On September 2013, The European Commission, together with a consortium of ten European companies led by Shell, launched the PETROBOT project, which aims to develop robots which can replace humans in inspections of pressure vessels and storage tanks widely used in the oil, gas and petrochemical industry.

So far, to ensure inspectors’ safety, oil, gas and petrochemical plants have to shut down during inspection operations: vessels have to be decoupled from live sections of the plant (closing a valve is not sufficient); then vessels are extensively cleaned to remove all products that can emit flammable or toxic gases; scaffolding is then erected in larger vessels, so that inspectors can access all necessary areas. After inspection (which often lasts for a few hours) all this work is done in reverse. This long and costly procedure could soon be reduced thanks to robotic technology, thus reducing the exposure of personnel to potentially hazardous conditions, saving the industry time and resources, as well as opening up new markets for the European robotics industry and allowing for the creation of new jobs in robotics manufacturing and maintenance.

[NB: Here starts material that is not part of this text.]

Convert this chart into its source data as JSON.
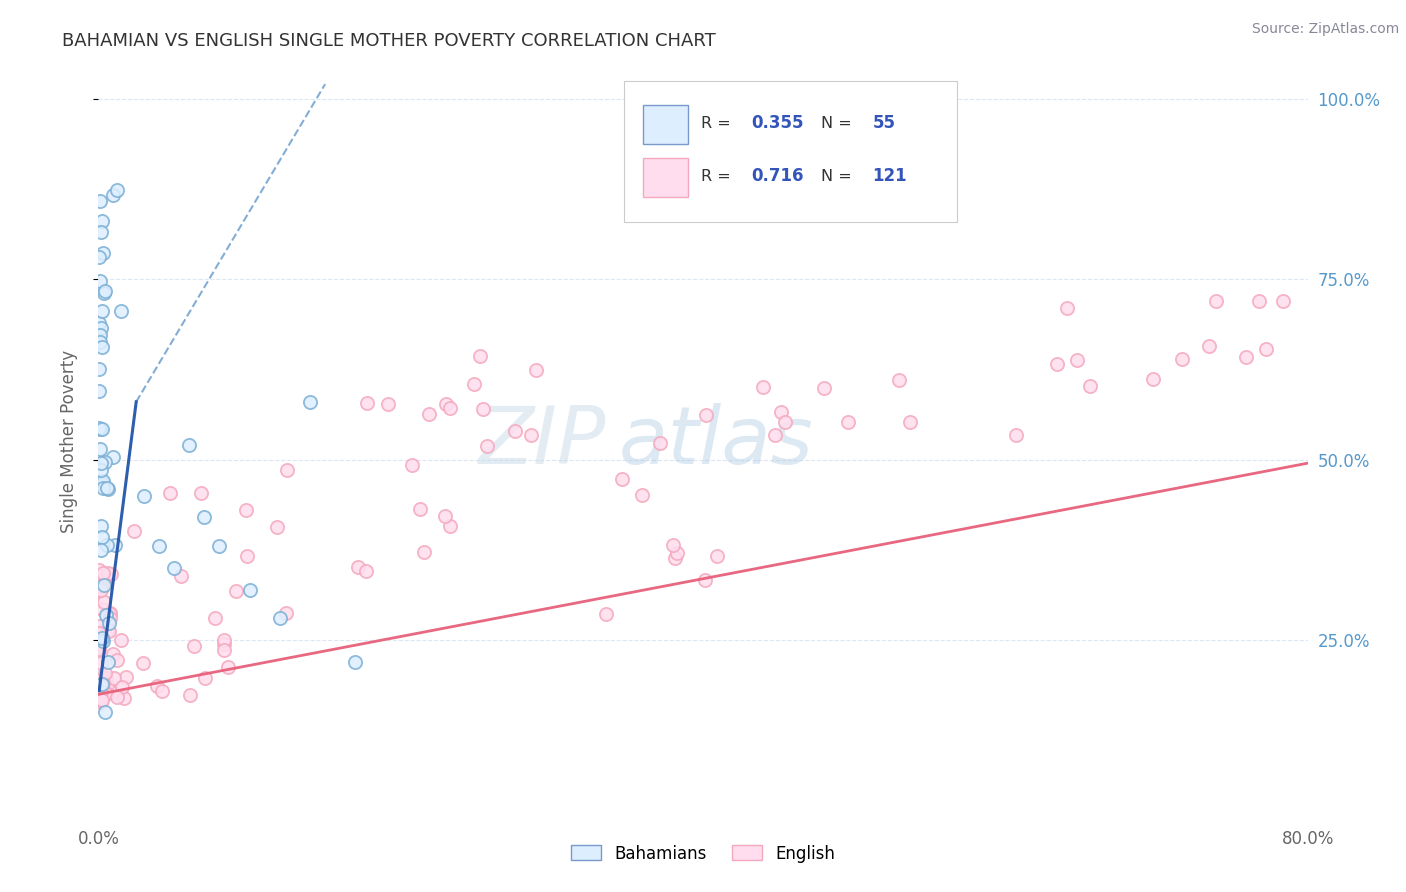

PETROBOT will involve partners from the Netherlands, the United Kingdom, Sweden, Norway, Switzerland and Germany over a 3-year period. The EU will contribute €3.7 million to the €6.2 million project.

The PETROBOT project mobilises the complete value chain, including robot and inspection technology providers, inspection service companies and end-users. The inspection robots will be tested in the installations of the end-user consortium members. Special project activities aim at preparing the future user community to maximize the uptake of the new technology. These new activities could create new types of jobs and open new markets. As a technology area, it may become a strong export product for the EU, by exporting the robotic hardware solutions or complete robot-inspection services. Robots, as well as the inspection tools they carry, would need to be developed and produced in large numbers; robot-inspection services would need to become available. If the project is successful, it will stimulate innovation to address the more challenging situations.